Approximate Log2 Function

Posted by on 28 Jun 2026 in DSP, FPGA, VHDL

The initial lead was a YouTube Video by Adaptive Design. The video explains the mathematics, so it will not be repeated here. It also mentioned the existence of some pipelined HDL code, but as its a video its not available, so I have recreated and generalised it here.

Source Material

In short, the bit position of the first bit set to 1 directly gives you the integer part of the Log2() result. A fractional approximation can be added for each additional bit below the first bit. A lookup table can optionally be used to add each fractional bit's contribution. Watch the video for the detail.

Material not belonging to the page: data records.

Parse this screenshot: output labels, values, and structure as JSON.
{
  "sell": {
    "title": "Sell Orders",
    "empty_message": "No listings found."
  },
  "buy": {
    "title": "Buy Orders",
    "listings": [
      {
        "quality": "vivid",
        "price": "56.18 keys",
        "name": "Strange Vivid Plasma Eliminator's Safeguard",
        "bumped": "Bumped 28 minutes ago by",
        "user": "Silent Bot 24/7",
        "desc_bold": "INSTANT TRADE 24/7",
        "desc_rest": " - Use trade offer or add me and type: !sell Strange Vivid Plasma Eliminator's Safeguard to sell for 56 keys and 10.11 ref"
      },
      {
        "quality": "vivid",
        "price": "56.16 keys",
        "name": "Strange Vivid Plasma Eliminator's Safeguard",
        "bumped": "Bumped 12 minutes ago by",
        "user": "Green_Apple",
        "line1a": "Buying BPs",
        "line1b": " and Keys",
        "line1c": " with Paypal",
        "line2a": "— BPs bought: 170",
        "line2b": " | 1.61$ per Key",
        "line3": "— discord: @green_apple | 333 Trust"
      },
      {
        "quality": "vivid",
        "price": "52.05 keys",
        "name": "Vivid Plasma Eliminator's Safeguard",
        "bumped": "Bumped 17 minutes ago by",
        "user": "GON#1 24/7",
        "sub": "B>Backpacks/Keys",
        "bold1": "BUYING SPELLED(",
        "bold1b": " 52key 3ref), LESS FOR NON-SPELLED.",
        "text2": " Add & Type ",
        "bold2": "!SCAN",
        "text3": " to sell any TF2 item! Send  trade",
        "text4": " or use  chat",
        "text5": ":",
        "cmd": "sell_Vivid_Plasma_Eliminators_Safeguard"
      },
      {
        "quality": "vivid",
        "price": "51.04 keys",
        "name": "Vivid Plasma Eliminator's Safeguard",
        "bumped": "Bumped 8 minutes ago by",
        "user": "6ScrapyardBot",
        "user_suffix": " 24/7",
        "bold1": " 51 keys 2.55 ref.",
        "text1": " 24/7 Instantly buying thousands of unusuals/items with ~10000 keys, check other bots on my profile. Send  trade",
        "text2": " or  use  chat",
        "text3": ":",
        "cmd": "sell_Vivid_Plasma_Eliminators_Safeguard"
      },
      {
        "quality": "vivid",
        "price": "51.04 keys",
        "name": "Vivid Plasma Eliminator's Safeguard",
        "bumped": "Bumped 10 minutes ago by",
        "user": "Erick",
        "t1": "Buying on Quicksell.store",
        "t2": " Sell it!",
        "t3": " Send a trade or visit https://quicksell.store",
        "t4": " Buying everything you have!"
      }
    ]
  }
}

Note the code below does not employ the 4-bit OR gates used in the video.

VHDL Code

library ieee;
  use ieee.std_logic_1164.all;
  use ieee.fixed_pkg.all;
library local;

entity quick_log2 is
  generic(
    data_width_g : positive := 16;
    frac_width_g : positive := 4;
    use_lut_g    : boolean  := true -- true more accurate, false better timing
  );
  port (
    clk    : in  std_logic;
    linear : in  std_logic_vector(data_width_g-1 downto 0);
    log    : out ufixed(local.math_pkg.ceil_log(data_width_g, 2)-1 downto -frac_width_g)
  );
end entity;


library ieee;
  use ieee.numeric_std_unsigned.all;

architecture rtl of quick_log2 is

  type lut_type is array (0 to 2**frac_width_g-1) of std_logic_vector(frac_width_g-1 downto 0);

  function log2_lut return lut_type is
    use ieee.math_real.log2;
    use ieee.math_real.round;
    variable ret : lut_type;
  begin
    for i in lut_type'range loop
      ret(i) := to_slv(
        integer(round(real(2**frac_width_g) * log2(real(1.0 + real(i)/real(2**frac_width_g))))),
        ret(i)'length
      );
    end loop;
    return ret;
  end function;

  constant log2_frac_lut_c : lut_type := log2_lut;

  function get_msb_pos(val : std_logic_vector) return integer is
  begin
    for i in val'range loop
      if val(i) = '1' then
        return i;
      end if;
    end loop;
    return 0;
  end function;

begin

  process(clk)

    variable msb_idx_v  : integer range 0 to data_width_g-1;
    variable mantissa_v : std_logic_vector(frac_width_g-1 downto 0);
    variable fraction_v : std_logic_vector(frac_width_g-1 downto 0);

  begin
    if rising_edge(clk) then
      -- Find MSB position (Integer part)
      msb_idx_v := get_msb_pos(linear);

      -- Extract fractional bits directly following the leading '1'
      -- Handles boundary cases where remaining bits are fewer than frac_width_g
      mantissa_v := (others => '0');
      for j in 0 to frac_width_g-1 loop
        if (msb_idx_v - 1 - j) >= 0 then
          mantissa_v(frac_width_g - 1 - j) := linear(msb_idx_v - 1 - j);
        else
          mantissa_v(frac_width_g - 1 - j) := '0';
        end if;
      end loop;

      -- Look up fractional bits
      if use_lut_g then
        -- Maximum error = 0.1074 for 4 fractional bits
        fraction_v := log2_frac_lut_c(to_integer(mantissa_v));
      else
        -- Really simple, note the log2_frac_lut_c is nearly output = input
        -- Maximum error = 0.1485 for 4 fractional bits
        fraction_v := mantissa_v;
      end if;

      -- Combined 8-bit result in unsigned fixed point Qm.f format where:
      --  * m = log2(data_width_g)-1
      --  * f = frac_width_g
      log <= to_ufixed(to_slv(msb_idx_v, 4) & fraction_v, log);
    end if;
  end process;

end architecture;

The generic VHDL code for a variable precision Log2() function.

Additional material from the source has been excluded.